15th Bharangam Diary: notes, rants and experiences

DAY 9: 13th Jan 2013

A very promising day was on offer with Badal Sircar and Shakespeare at the helm. And to top that, the extra tickets we had because of a certain someone who chooses only the best-play-days to remain absent, were sold even before we reached the auditorium. People love watching Hindi plays here at NSD, and you really cannot blame them because the non-Hindi ones have such shoddy subtitles.

Teesveen Shatabdi

Script: Badal Sircar

Director: Avneesh Mishra (Rangshila Cultural & Development Society, Mumbai)

This play is more or less an interesting history lesson about the atomic bombings in Japan. The plot pans out as an investigative ‘court room’ drama where the dead American army men, their family members, Japanese doctors of the time, and even Einstein are called from their graves to explain, interpret and retrospect their actions. The 20th century tries to tell the 30th century that they were not devilish, at least not completely so, and were acting out of duty/beliefs of the time.

Use of multimedia was impactful but sound needed an equal fervour. The stageplay was repetitive and the actors did not really do justice to the intensely written roles. Even veterans like Tom Alter looked jaded, but then maybe it’s just the age.
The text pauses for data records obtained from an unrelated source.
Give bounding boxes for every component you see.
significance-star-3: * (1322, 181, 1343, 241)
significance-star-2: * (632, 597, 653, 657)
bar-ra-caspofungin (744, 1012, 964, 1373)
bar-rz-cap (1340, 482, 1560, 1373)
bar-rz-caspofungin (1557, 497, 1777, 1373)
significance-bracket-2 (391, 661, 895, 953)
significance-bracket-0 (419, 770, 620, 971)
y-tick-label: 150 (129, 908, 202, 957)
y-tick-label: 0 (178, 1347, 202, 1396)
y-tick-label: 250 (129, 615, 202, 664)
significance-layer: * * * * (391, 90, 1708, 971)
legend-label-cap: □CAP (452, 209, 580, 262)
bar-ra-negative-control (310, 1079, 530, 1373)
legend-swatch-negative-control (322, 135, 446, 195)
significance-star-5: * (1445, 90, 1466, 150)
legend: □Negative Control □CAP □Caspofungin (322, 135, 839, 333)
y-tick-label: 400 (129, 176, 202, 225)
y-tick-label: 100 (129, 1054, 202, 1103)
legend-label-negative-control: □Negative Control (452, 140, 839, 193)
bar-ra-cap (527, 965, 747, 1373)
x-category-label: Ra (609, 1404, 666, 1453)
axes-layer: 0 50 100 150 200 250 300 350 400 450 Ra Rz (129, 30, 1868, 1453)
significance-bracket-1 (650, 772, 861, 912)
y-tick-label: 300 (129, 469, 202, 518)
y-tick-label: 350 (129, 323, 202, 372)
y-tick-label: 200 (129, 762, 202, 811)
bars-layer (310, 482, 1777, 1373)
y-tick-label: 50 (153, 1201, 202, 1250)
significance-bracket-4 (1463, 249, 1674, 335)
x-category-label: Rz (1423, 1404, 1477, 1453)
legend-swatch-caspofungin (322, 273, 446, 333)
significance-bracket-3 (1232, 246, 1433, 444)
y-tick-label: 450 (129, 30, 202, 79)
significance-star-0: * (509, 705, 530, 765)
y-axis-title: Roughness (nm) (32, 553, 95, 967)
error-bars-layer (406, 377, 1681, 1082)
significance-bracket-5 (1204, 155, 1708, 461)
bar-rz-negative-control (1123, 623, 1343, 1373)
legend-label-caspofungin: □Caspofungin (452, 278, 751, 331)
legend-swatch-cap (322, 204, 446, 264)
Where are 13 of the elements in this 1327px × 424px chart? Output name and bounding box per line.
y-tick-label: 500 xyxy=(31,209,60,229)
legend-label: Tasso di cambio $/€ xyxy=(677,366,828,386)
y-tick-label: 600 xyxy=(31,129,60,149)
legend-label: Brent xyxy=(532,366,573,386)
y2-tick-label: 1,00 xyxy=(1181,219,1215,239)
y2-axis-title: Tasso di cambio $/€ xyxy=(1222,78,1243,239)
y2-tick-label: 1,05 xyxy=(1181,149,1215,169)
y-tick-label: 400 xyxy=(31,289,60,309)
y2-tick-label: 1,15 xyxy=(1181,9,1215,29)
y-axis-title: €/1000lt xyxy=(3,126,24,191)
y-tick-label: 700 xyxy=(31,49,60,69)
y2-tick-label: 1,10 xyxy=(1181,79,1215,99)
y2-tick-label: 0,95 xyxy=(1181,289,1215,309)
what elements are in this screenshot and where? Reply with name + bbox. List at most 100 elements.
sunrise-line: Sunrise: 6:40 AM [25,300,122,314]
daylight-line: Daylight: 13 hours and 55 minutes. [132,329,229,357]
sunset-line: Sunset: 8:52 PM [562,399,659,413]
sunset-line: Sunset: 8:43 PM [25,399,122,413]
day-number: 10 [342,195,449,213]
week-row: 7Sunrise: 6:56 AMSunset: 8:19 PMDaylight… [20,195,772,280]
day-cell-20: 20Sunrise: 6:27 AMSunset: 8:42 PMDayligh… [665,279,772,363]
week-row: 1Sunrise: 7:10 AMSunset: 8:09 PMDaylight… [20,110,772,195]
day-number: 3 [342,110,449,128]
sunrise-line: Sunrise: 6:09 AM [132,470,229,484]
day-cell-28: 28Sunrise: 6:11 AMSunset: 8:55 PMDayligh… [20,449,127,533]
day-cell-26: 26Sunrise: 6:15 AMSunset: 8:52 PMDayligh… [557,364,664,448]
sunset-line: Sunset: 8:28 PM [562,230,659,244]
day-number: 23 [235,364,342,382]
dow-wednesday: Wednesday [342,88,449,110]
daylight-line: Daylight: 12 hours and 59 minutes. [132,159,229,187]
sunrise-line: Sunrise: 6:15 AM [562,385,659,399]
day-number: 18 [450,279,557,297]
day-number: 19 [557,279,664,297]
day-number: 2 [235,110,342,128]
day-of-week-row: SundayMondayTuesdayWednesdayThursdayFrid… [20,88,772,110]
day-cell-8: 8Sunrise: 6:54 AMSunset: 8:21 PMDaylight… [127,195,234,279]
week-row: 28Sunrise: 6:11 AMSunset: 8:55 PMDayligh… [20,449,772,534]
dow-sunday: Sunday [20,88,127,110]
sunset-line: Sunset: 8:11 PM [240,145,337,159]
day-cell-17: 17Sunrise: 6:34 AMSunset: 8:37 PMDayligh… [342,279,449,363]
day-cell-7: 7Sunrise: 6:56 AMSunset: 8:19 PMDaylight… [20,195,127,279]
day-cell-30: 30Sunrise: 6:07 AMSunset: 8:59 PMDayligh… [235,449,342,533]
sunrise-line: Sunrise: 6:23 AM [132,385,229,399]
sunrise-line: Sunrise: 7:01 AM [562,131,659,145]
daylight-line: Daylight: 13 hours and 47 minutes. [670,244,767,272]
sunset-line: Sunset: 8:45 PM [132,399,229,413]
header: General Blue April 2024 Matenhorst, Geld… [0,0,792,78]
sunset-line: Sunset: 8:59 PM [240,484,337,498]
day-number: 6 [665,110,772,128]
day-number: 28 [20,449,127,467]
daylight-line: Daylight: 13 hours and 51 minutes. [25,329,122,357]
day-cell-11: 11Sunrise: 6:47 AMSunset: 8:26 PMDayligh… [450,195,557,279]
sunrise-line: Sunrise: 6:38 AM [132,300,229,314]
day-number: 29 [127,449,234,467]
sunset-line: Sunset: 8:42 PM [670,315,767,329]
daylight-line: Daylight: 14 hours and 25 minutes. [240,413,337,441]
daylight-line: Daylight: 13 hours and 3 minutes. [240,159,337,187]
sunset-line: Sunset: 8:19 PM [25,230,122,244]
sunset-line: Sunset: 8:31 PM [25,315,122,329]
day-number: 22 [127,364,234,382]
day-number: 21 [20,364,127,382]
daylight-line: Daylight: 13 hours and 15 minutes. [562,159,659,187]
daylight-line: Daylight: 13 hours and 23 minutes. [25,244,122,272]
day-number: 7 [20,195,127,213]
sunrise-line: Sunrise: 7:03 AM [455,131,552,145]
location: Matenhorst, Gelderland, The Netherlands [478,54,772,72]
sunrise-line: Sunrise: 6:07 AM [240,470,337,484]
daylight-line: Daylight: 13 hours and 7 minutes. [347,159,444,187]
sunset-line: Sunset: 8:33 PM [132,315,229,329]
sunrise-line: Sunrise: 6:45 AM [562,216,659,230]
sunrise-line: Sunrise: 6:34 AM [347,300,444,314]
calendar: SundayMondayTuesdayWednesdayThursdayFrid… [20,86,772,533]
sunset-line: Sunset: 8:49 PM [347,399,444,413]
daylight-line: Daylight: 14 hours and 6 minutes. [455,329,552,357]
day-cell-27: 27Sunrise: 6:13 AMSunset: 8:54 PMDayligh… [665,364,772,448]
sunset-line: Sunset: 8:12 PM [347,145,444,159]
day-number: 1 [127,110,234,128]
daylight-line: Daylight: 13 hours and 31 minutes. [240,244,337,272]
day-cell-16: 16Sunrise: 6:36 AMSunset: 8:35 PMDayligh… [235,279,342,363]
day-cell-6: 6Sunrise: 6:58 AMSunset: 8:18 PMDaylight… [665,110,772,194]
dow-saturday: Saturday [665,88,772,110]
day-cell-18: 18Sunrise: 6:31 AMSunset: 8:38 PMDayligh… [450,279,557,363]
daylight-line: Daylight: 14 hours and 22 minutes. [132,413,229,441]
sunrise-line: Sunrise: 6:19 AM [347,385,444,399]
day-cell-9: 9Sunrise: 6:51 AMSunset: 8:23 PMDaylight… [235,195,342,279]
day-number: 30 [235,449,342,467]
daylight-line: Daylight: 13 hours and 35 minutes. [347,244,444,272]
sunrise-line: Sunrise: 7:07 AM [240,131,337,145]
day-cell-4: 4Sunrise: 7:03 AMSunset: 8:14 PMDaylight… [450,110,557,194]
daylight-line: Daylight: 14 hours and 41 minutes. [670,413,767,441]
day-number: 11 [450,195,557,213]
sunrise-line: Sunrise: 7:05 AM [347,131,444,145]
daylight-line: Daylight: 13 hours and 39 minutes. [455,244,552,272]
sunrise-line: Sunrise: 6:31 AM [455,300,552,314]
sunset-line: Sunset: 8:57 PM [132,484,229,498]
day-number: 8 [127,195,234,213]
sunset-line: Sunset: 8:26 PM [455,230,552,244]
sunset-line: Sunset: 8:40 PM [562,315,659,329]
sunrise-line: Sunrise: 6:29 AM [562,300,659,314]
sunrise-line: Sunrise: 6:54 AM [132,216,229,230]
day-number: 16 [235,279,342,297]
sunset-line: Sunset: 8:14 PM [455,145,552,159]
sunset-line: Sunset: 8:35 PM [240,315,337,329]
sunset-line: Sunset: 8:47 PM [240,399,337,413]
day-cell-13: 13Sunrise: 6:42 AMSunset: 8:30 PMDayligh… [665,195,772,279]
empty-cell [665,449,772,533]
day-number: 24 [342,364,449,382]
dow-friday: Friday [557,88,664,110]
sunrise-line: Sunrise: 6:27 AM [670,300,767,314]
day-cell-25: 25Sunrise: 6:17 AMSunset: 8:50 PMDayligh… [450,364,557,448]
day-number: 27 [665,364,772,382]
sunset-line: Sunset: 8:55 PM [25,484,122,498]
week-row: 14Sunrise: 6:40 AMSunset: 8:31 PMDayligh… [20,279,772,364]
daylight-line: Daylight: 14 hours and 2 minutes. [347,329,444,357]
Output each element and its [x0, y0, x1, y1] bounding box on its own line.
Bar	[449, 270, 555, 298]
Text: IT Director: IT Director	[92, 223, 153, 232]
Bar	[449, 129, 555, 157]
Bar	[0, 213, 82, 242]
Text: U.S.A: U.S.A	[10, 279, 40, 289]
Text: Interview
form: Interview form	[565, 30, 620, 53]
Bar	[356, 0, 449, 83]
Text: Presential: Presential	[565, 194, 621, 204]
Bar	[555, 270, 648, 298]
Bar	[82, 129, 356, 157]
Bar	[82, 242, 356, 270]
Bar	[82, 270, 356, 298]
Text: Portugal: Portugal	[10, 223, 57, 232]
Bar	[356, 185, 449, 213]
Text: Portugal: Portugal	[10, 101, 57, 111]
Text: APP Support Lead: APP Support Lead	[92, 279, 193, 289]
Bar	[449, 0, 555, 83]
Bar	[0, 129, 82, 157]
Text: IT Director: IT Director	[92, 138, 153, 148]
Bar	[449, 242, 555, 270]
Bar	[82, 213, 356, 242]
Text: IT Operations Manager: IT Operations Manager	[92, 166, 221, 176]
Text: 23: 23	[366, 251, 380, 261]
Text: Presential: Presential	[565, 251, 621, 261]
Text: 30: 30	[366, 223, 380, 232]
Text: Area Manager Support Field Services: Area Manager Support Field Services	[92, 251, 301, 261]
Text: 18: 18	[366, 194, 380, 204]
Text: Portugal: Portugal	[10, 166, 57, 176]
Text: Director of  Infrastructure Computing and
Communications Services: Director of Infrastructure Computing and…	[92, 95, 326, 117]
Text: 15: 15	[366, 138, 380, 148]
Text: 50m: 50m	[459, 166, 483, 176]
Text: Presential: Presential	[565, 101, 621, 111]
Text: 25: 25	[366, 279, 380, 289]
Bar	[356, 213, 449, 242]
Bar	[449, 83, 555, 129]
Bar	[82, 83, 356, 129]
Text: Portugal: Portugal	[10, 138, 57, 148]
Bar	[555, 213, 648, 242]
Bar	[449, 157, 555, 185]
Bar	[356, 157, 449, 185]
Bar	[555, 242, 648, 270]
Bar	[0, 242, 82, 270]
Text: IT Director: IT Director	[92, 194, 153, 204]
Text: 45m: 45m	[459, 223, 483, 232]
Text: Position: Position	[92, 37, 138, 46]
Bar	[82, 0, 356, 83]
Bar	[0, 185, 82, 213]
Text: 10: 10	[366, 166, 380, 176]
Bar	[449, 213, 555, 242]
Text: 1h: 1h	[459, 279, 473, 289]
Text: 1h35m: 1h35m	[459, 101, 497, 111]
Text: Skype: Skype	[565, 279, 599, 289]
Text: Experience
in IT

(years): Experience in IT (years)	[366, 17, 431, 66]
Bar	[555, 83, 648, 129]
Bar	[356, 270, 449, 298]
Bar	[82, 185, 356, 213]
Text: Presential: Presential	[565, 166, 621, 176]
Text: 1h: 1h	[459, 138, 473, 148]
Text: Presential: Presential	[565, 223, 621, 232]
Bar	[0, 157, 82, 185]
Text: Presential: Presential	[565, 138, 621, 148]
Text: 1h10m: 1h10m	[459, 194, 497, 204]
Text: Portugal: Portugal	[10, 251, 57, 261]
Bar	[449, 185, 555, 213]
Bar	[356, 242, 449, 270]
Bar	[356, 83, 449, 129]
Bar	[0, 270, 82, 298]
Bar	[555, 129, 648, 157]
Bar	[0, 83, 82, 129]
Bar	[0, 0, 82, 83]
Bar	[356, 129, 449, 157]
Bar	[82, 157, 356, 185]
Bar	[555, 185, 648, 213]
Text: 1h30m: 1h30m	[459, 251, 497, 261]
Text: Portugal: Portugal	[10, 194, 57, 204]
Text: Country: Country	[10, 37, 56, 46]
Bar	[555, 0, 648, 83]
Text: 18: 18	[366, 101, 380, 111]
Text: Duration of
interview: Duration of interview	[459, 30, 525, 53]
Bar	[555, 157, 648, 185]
Call it a personal opinion but no Sircar play should be typically proscenium (even his earlier work, like this, which was intended for the proscenium stage). He was not a poet. His plays are the most suited to interpretation and must be ‘played’ around with.

Piya Behroopiya

Based on: Shakespeare’s Twelfth Night (text)

Adaptation: Amitosh Nagpal

Director: Atul Kumar (The Company Theatre, Mumbai)

Shakespeare has become redundant. Theatre can very easily live without him, and better for it. There are millions of theses on him and his work, there are films and plays in every language and form imaginable (even Godard has made a King Lear), there are courses and theatre schools designed around him and like celebrities of today he has even been accused of plagiarism.

The man is as popular today as he was in the 17th century.

No. He isn’t.

The biggest achievement of Shakespeare’s was that his productions were so popular with the masses. The people loved his creations. With all the genius of word-play and political allusions, he still made a connect with his audience. Piya Behroopiya did exactly that. It created an atmosphere of triumph inside the vast Kamani auditorium and the people were hooting, whistling, clapping and even singing with the actors. And the meaning of the play was not lost on anyone. The absurdity of the twins, the buffoonery of the ‘fool’ and the tug-of-war between ignorance and sophistication were all present. It was a spectacle that at times derided Shakespeare and at other times borrowed from some of his other works (the ‘what’s in a name’ routine followed by Olivia’s loving laments of Cejario was particularly clever and hilarious). It was casual and free-spirited, agreed, but then this was Twelfth Night not Macbeth.

This is at least a 10-15 stagings old production but the actors, each one of them, were refreshingly spontaneous. Music was exceptionally detailed, and live. The singing was according to the requirement, at times funny and in jest but at other times steady and fine.

Adapting a Shakespeare into another language is always difficult because of the simple fact that the original prose and poetry is far too good. Amitosh Nagpal was helped a great deal by the inane nature of the original text but that does not take anything away from his marvellous effort (Looking forward to his future adaptations/creations).

Badal Sircar proposed the concept of ‘third theatre’ wherein the action is more realistic and the audiences are more involved. Atul Kumar managed to present a play that struck really close to this thought of Sircar’s. If such a form of popular, acceptable and Bharatiya/Indian theatre can be taken beyond the slapstick, into the realm of the contemporarily political, it might just herald a movement. And with such an excellent team, The Company Theatre can surely work in this direction, but only if they are not restless, like the rest of the world, for rapid evolution.